That said, isn't it the case that one can't just take something that exists in common usage and trademark it as-is?
For example, the basic structure of the fairy tale about Aladdin and the magic lamp had been around for a long time, and was clearly not originated by Disney. Consequently, Disney has no right to claim trademark or copyright control over the name Aladdin or or anything generally related to the story. They only get rights over their own work - additions they made to the story, characters' appearances, etc.
Similarly, Games Workshop shouldn't be able to own the phrase 'space marines'. At most, all they should get to control is the use of the name Space Marines to describe the surgically-enhanced cybernetic super-soldiers that are peculiar to their franchise.
Was "space marine" in common usage in 1987, though? The fact that it exists in a long out-of-print pulp novel doesn't mean that everyone understood its meaning. Again, this isn't a patent. All that's required is that, when the trademark was registered, GW's usage of the term was unique and relevant to their business.
As pointed out elsewhere, the grunts in Aliens were not "space marines". Once again: this is a trademark. GW doesn't have a monopoly on the idea of "Sci-Fi Marines". They have a trademark on the specific term "Space Marine" as used within their realms of business. That includes fiction, so the linked post was infringing. Sorry, but it was.
Arrgh. AGAIN: it's not a patent! "Prior art" proves nothing. If this figure's manufacturer was not a going business venture in 1987 (or whenever GW filed that trademark) then GW was entirely within their rights to file such a trademark.

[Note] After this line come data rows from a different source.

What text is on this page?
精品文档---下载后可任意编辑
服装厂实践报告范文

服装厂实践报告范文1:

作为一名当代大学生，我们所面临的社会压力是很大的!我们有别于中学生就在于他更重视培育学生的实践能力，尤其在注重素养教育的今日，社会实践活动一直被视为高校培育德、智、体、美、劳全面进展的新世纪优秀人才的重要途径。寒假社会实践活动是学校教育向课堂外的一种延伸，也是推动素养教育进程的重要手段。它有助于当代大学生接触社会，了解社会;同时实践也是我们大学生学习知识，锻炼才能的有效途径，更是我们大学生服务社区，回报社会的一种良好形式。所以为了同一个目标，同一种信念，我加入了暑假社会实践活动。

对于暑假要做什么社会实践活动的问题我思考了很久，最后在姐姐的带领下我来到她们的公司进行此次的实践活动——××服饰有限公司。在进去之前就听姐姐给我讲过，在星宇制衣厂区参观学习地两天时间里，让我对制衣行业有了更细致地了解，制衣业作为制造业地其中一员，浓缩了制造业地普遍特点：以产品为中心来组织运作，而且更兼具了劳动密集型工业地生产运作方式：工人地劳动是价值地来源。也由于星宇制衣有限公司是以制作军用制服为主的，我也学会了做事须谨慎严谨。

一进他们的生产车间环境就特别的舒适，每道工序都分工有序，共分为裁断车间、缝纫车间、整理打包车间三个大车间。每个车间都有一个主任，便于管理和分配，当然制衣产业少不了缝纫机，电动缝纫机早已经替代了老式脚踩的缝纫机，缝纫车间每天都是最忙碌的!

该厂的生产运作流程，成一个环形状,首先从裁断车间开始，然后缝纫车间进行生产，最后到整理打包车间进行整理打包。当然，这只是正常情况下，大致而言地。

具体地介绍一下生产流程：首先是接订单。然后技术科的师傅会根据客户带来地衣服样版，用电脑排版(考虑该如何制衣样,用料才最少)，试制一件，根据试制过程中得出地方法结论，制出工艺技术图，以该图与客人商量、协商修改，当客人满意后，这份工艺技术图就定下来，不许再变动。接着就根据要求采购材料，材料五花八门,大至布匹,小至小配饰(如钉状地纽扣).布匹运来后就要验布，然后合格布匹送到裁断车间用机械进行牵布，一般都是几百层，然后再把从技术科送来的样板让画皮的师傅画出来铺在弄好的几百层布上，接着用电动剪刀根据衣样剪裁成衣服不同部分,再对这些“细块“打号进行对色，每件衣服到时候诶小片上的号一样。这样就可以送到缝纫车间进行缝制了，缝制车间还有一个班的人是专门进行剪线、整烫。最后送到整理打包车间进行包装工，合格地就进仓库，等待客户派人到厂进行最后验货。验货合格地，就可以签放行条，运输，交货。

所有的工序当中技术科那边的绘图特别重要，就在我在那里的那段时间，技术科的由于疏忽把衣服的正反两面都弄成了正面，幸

And even if this was 100% contemporaneous, the party with standing to challenge that trademark would be the toy company, and not the linked post. The remedy would be to immunize the toy company from GW, or perhaps to award them damages due to GW's mark causing loss of sales.
He's not claiming that their trademark is invalid because of "prior art", he is saying that they should not have a trademark on the term in the same way that Tropicana should not be permitted to have a trademark on "orange juice".
That is to say, "space marine" and "orange juice" are both clearly descriptive marks. That "space marine" is a descriptive mark is evidenced by it's long history of usage.
The article says GW is claiming an implicit or common law trademark rather than a registered one. The rules for that are far more grounded in equity than the rule based statutory system.
Edit: that is to say the expansion into the book market is a common law extension. To be clear the mark was registered in the game market.
As other people have pointed out, in the United States, GW's trademark for "Space Marines" does not include fiction in their "realms of business." So this is extremely dubious on its face.
Furthermore, under UK law, a trademark can be invalidated on "absolute grounds" which "cover defects in the trade mark itself":
The most common absolute ground for invalidation is that the trade mark is descriptive of the registered goods and/or services, or that it is generic for those goods/services, or otherwise non-distinctive and should therefore be free for everyone to use.
And, actually, according to that law, anyone can apply to have the mark declared invalid on absolute grounds.
The underlying issue at hand -- and this applies to American law as well -- isn't precisely about "prior art." It's about whether the phrase "space marine" is already too generic for the trademark to hold, especially when applied to fiction. "Marine" certainly isn't a GW trademark; this whole claim is predicated on the notion that it becomes uniquely theirs when the word "space" is put in front of it.
...so the linked post was infringing. Sorry, but it was.
That's not the question, is it? The question is whether it should be infringing.
The most basic thing you and everyone reading this needs to take away is that "should" != "law". Beyond that learn what Registered Marks are, the rights and responsibilities of owning one. It's not hard to get a correct if layperson's understanding. (something 90+% of posting online lack)
No. You can totally do that as long as nobody has trademarked it in a similar context.
Only as long as you pass the requirements of local trademark law, which space marine arguably doesn't in most jurisdictions when used with it's generic meaning:
It's fine to call a pane of glass embedded into a wall a window, it's fine to call a certain kind of fruit an apple and it should be fine to call a marine serving on a space ship a space marine, regardless of any trademarks involving these terms.
But can the Coca Cola Company enforce its "Coke" trade mark against purveyors of fossil fuel derived coke products? It's silly to think that Coca Cola would try; and nothing at all like GW trying to bogart parts of the common sci-fi vernacular.